The Consumer Credit Act is a complicated piece of legislation and the full implications of being ‘caught’ by it equally complicated. Section 155 of the Consumer Credit Act illustrates the lack of joined up thinking perfectly. Section 155 states that in a CCA regulated agreement where a client engages a credit broker to introduce him or her to a source of credit if, within 6 months of the broker making such an introduction, the client does not enter into an agreement with the introduced funder for whatever reason, the broker has to refund all fees and commissions earned which are over and above £5.

Now, in an FSA contract, this rule has been superseded, allowing an FSA regulated broker to charge a reasonable fee for their time and skills in putting a deal together. No such protection for a non-FSA regulated commercial broker who, by and large, is not dealing with the kind of vulnerable consumer the Act was designed to protect. On this basis, any deal that doesn’t end in completion for any reason (and, you have to admit, there are plenty of good reasons out there at the moment) is in danger of leaving the broker with a negative balance for the work they’ve put in.


In order to protect our members’ income, the Association has been working with the Consumer Credit Trade Association and has also employed the services of a specialist lawyer to check the word of the law and how it applies to brokers who work with businesses. This work has revealed that there are exemptions to the Consumer Credit Act: one of which is loans or leases of £25,000 or more which are “wholly or predominantly for the purposes of a business”. If brokers get their clients to sign a declaration stating that this is the case (and the Association has put together a template to help members) at the same time they would normally get them to sign their standard terms of business then the deal can proceed without referral to the CCA rules.

But it is important to note that this is neither an opt out, nor a ‘Get out of jail free’ card.

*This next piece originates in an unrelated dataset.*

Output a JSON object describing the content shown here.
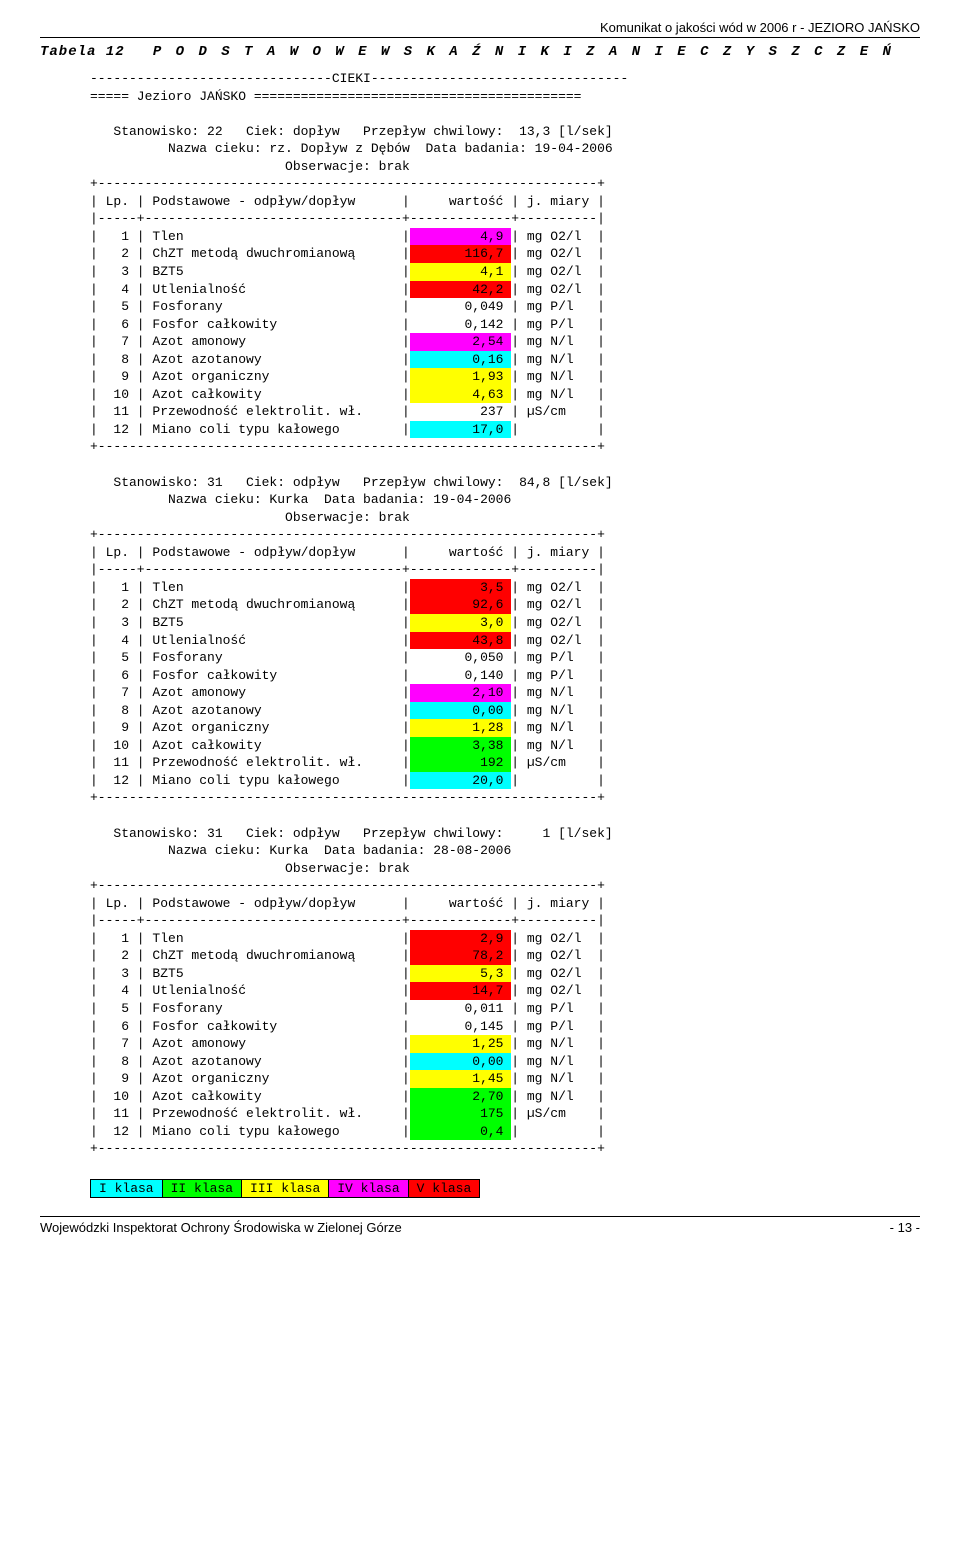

In the event of a dispute, each case is assessed on its own merits and the presumption can be overruled if the creditor (or, importantly, “any person who has acted on the debtor/hirer’s behalf in connection with the entering into of the agreement”) knew, or had reasonable cause to suspect, that the agreement entered into was not for such a purpose.


The key here is simply awareness. Brokers need to look at deals as they come across them and assess whether they would be caught by the revised CCA and if they are to make sure that all the ‘i’s have been dotted and ‘t’s crossed. If the deal is from a sole trader or small partnership of three or less individuals, then the broker should know to get a disclaimer signed along with his standard terms of business agreement.

Many brokers I have spoken to are unaware that the £25,000 ceiling was removed some twelve months ago and still think that because all the deals they do are larger than this, the CCA rules don’t apply. Similarly, we still get calls to the Exeter office from brokers looking to join the Association who say they don’t need a Consumer Credit Licence because they “only deal with businesses.” Not all the deals a business does are “wholly or predominantly for the purposes of a business”; and those that aren’t – a small company purchasing the director’s spouse’s car, for example – are caught.

As an Association we can help raise awareness among our membership, but only if people are willing to take their blinkers off (or ear plugs out) when the word “regulation” is uttered. Tempting as it might be, unfortunately ignoring the issue doesn’t make it go away. But there is a potential payoff for reputable brokers. Section 155 of the Consumer Credit Act can be used to challenge some of the up-front fee fraudsters who have been operating in the market and damaging the good reputation of legitimate brokerages. Even with a signed disclaimer the practices of these ‘brokerages’ won’t stand up to any kind of scrutiny and the using the CCA rules to challenge them offers a route straight to the OFT.